The Joys of Bringing Up Two Girls in the Heart of Downtown

DOWNTOWN LOS ANGELES – I was born and raised in Los Angeles and I have always felt a certain pride saying that. Growing up in Boyle Heights meant that we did not have malls or big shopping centers, so we would regularly take the Metro 68 bus Downtown to shop in the callejones with my mother, where we haggled for bargains. Not much has changed in the area or what people now call Santee Alley.

But a world of change has occurred in the rest of Downtown, and an even bigger change has happened to me: I am the mother now, and I don’t have to hop on the 68 to get Downtown, because I live here.

I never could have guessed that I would be a mother of two in my mid-20s, living in South Park, because this did not exist as a desirable residential location when I was a kid. But this is the neighborhood that Bella, Iza, Matt and I call home.

Every mother will tell you how annoying it can be to listen to the well-meaning advice of others when it comes to parenting choices. I constantly hear about how we should be in a house with a back yard and enough square footage so that the girls have their own room, a playroom, a family room and their own bathroom. The list goes on and on and I try not to cringe physically when other mothers seem appalled that we, a family of four, do very well sharing less than 1,000 square feet.

I have grown accustomed to the probing questions and confused looks I get when I take my girls to school on the Dash bus every morning. People seem to think that children do not exist outside the suburbs.

One thing I have learned is that with kids, people in Downtown will approach you. I am continually asked about the girls’ ages, where they go to school and where we live. People seem fascinated with the fact that they look like twins (they’re not). In fact, people asking Iza about her day at school or whatever outfit she has pulled together has helped her get rid of some of her shyness. Oddly enough, living in a big city has increased our human interaction and connections with strangers. Now it seems that people recognize us from the bus, and Bella and Iza have become sort of Downtown mascots whose silliness cheers up people on their way to work.

After living here for a little over a year, I noticed that my girls did not have friends to invite over on the weekend. I tried online parenting forums, but most of them seemed to be based on the Westside or in the Valley, both areas outside the parameters of my car-less lifestyle.
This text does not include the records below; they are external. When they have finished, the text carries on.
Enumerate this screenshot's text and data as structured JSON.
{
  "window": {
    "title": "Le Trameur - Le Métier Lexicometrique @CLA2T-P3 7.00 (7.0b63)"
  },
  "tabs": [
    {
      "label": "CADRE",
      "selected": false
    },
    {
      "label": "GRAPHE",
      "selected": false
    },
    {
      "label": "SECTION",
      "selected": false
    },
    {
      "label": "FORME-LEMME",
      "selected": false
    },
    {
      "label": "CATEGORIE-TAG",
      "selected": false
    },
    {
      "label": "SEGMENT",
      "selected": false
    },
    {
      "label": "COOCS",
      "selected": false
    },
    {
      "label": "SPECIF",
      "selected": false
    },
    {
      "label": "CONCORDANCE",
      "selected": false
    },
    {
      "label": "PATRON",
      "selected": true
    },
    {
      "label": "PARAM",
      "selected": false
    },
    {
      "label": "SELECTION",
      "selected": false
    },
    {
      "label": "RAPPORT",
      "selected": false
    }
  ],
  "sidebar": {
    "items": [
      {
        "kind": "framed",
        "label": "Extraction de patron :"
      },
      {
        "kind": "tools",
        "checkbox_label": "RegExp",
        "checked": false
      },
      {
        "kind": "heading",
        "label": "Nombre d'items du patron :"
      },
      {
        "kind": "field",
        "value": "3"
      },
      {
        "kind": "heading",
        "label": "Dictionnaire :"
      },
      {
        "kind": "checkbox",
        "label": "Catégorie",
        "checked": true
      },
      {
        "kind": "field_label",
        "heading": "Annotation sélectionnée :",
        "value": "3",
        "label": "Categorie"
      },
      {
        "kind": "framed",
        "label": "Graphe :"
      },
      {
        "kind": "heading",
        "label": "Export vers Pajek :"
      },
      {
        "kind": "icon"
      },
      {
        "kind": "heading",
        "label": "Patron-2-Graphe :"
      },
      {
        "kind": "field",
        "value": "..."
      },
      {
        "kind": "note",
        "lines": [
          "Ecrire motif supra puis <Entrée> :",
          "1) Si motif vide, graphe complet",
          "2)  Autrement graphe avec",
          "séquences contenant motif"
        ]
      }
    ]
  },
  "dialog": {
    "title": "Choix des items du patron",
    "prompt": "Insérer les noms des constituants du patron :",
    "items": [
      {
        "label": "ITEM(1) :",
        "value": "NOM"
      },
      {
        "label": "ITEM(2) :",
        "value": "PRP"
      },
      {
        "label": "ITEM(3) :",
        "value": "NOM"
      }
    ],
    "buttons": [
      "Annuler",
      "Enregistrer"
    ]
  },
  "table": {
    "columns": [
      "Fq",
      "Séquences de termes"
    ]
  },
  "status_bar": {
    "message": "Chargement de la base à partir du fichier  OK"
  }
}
After dabbling in a few neighborhood council meetings and trying to attract parents to meetings, I decided to do that lazy, easy thing, and created a group on Facebook for Downtown parents. We started with three parents and it went through word of mouth from there. At first the group grew slowly, but after we had our first pool party — I invited about 15 people and 50 showed up — I knew I had hit upon a real need in Downtown.

A few months later, the group has more than 100 members, and if you show up at Grand Hope Park on a Saturday morning you will find at least 20 of us. Sometimes the crowd grows so large that we not only take over the playground, but swell over to the grass area as well.

I am proud to be a Downtown parent, proud to be providing my daughters with a childhood full of outings to MOCA, World City events at Walt Disney Concert Hall, and visual stimulation as we walk a different route home from school every day.

The girls know that they are lucky to have both a mommy and a daddy, and to have a roof over their head unlike the homeless people that they see every day. They are aware that living in Downtown seems odd to their friends, but they always seem to enjoy saying they are from Downtown Los Angeles, California — that’s exactly how they say it.

This Mother’s Day, I celebrate another year of feeling the beauty of unconditional love that you get from your children (at least until they hit puberty), and giving that love back tenfold.

I guess you can say that I have grown and matured along with Downtown. I’m no longer the 16-year old that used to skip class to sneak off to the Central Library. I’m a mother of two who has been continually involved in finding them a good school for the approaching kindergarten.

I love the fact that I get to do all this while walking through streets that never cease to amaze me with their charm. This makes the mothering experience much more exciting than if I tried to take a walk in the Valley — there, I’d only end up with a sunburn.